Lawmakers are reviewing legislation to amend a century-old law that led to a raid by armed federal agents at the Gibson Guitar Company in August 2011 at its Nashville and Memphis factories and, in a separate case, to the imprisonment of two Americans for importing improperly packaged lobsters.Screw the environmentalists. The punishment against Gibson was likely motivated more by the fact that Gibson is a non-union shop than by some twisted environmental purpose. Gibson's biggest rival is a union shop and big supporter of Obama.
Critics of the Lacey Act say it is being used to enforce laws of foreign governments that most Americans are not aware of, and that it is too broad and too vague to carry harsh criminal penalties.
“That really smacks at our sovereignty,” Sen. Rand Paul (R –Ky.) told the House Resources subcommittee on fisheries, wildlife, oceans and insular affairs. “How can this possibly be constitutional?” asked Paul, who is sponsoring the Senate version of the Freedom from Over-Criminalization and Unjust Seizures Act (FOCUS) with Rep. Paul Broun (R-Ga.). The measure would strip language requiring Americans to comply with foreign laws and repeal criminal penalties...
Federal agents confiscated a half-million dollars worth of property from Gibson Guitar in the August raid, including guitars and computers. The company did not import banned wood products, but is accused of violating a law in India that requires the wood product be finished by workers in that country before it can be exported. The Department of Justice has yet to file any charges. In a civil case, Gibson is attempting to get its wood back....
Democrats said they opposed amending the law for fear that it would also lift a ban on importing wood that was illegally cut. A spokeswoman for big furniture retailer IKEA, Laurie Everill, told the panel that the only way the proposed bills will carry any credibility is with the endorsement of environmental groups, which is unlikely at this point.

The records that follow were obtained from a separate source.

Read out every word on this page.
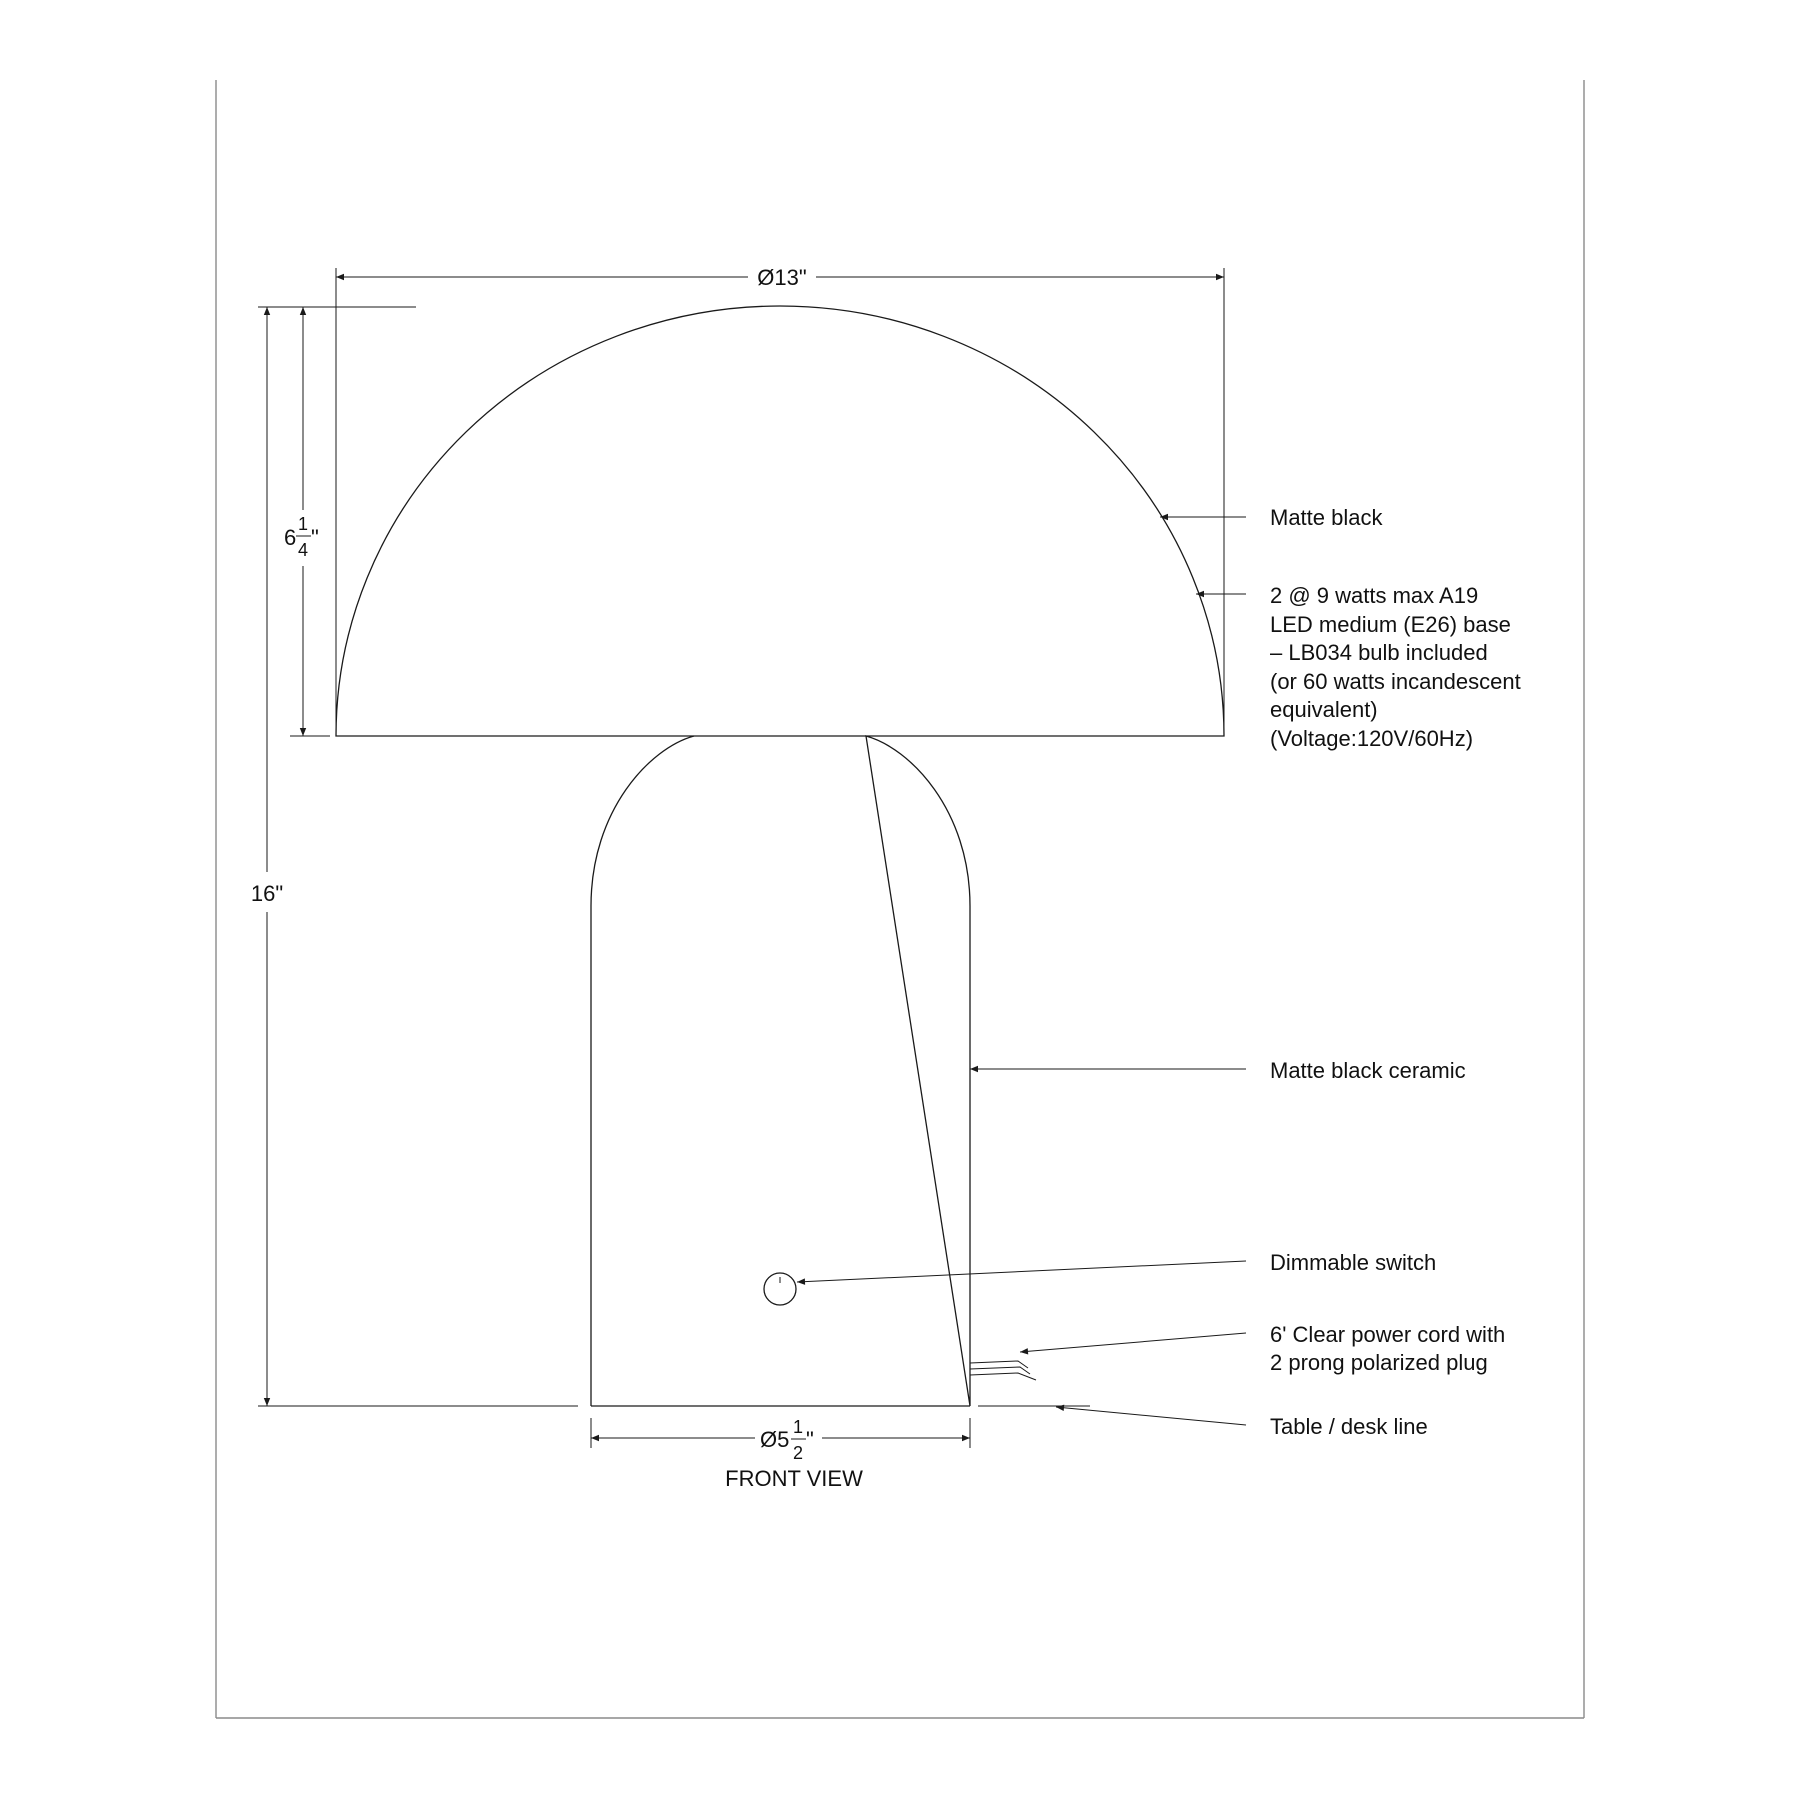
Ø13"
6
1
4 "
16"
Ø5 1
2
"
FRONT VIEW
Matte black
2 @ 9 watts max A19
LED medium (E26) base
– LB034 bulb included
(or 60 watts incandescent
equivalent)
(Voltage:120V/60Hz)
Matte black ceramic
Dimmable switch
6' Clear power cord with
2 prong polarized plug
Table / desk line
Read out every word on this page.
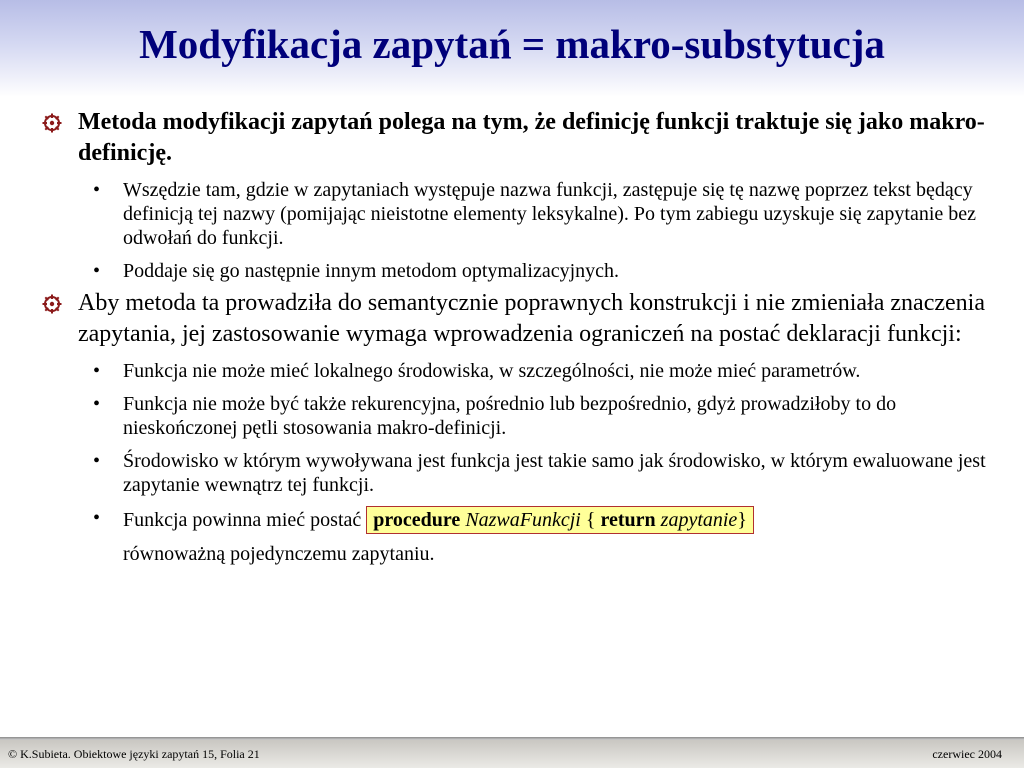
Modyfikacja zapytań = makro-substytucja
Metoda modyfikacji zapytań polega na tym, że definicję funkcji traktuje się jako makro-definicję.
• Wszędzie tam, gdzie w zapytaniach występuje nazwa funkcji, zastępuje się tę nazwę poprzez tekst będący definicją tej nazwy (pomijając nieistotne elementy leksykalne). Po tym zabiegu uzyskuje się zapytanie bez odwołań do funkcji.
• Poddaje się go następnie innym metodom optymalizacyjnych.
Aby metoda ta prowadziła do semantycznie poprawnych konstrukcji i nie zmieniała znaczenia zapytania, jej zastosowanie wymaga wprowadzenia ograniczeń na postać deklaracji funkcji:
• Funkcja nie może mieć lokalnego środowiska, w szczególności, nie może mieć parametrów.
• Funkcja nie może być także rekurencyjna, pośrednio lub bezpośrednio, gdyż prowadziłoby to do nieskończonej pętli stosowania makro-definicji.
• Środowisko w którym wywoływana jest funkcja jest takie samo jak środowisko, w którym ewaluowane jest zapytanie wewnątrz tej funkcji.
• Funkcja powinna mieć postać procedure NazwaFunkcji { return zapytanie}
równoważną pojedynczemu zapytaniu.
© K.Subieta. Obiektowe języki zapytań 15, Folia 21	czerwiec 2004
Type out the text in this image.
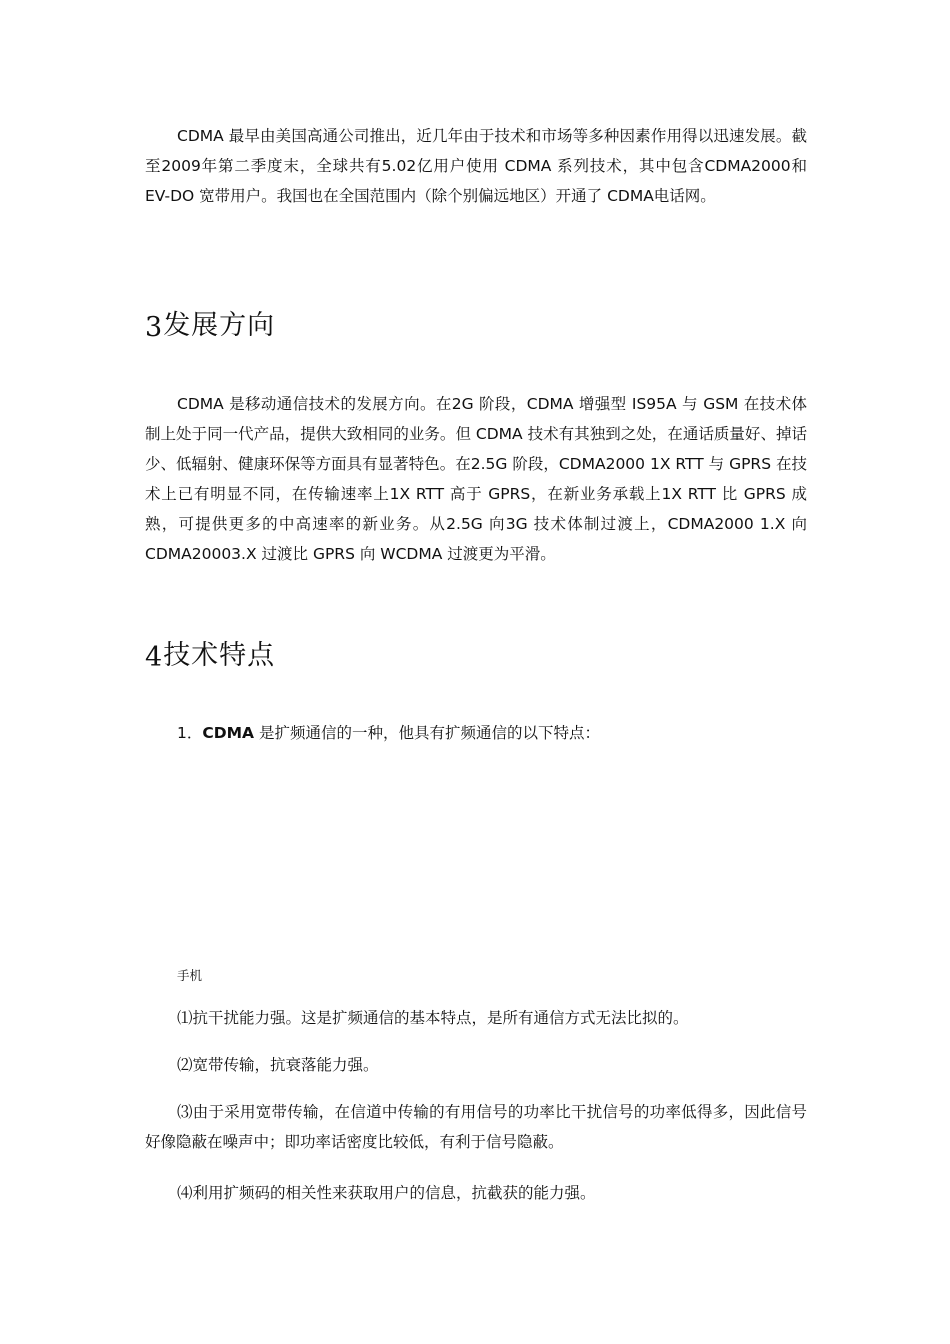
CDMA 最早由美国高通公司推出，近几年由于技术和市场等多种因素作用得以迅速发展。截至2009年第二季度末，全球共有5.02亿用户使用 CDMA 系列技术，其中包含CDMA2000和 EV-DO 宽带用户。我国也在全国范围内（除个别偏远地区）开通了 CDMA电话网。

3发展方向

CDMA 是移动通信技术的发展方向。在2G 阶段，CDMA 增强型 IS95A 与 GSM 在技术体制上处于同一代产品，提供大致相同的业务。但 CDMA 技术有其独到之处，在通话质量好、掉话少、低辐射、健康环保等方面具有显著特色。在2.5G 阶段，CDMA2000 1X RTT 与 GPRS 在技术上已有明显不同，在传输速率上1X RTT 高于 GPRS，在新业务承载上1X RTT 比 GPRS 成熟，可提供更多的中高速率的新业务。从2.5G 向3G 技术体制过渡上，CDMA2000 1.X 向 CDMA20003.X 过渡比 GPRS 向 WCDMA 过渡更为平滑。

4技术特点

1．CDMA 是扩频通信的一种，他具有扩频通信的以下特点：

手机

⑴抗干扰能力强。这是扩频通信的基本特点，是所有通信方式无法比拟的。

⑵宽带传输，抗衰落能力强。

⑶由于采用宽带传输，在信道中传输的有用信号的功率比干扰信号的功率低得多，因此信号好像隐蔽在噪声中；即功率话密度比较低，有利于信号隐蔽。

⑷利用扩频码的相关性来获取用户的信息，抗截获的能力强。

Gibson acted in faith with their wood imports, complying with all U.S. laws and permit requirements. And here's where Romney could score some easy points - promise to immediately return all of Gibson's wood products to the company within a week of assuming office. Gibson is an iconic American success story that hires lots of American workers and puts out a product that's desired among musicians around the world. They should be applauded, not raided.
Romney should stop by the Gibson factory and make the promise. It would make for a great commercial and would play well with businesses all over the country that fear such capricious legislation.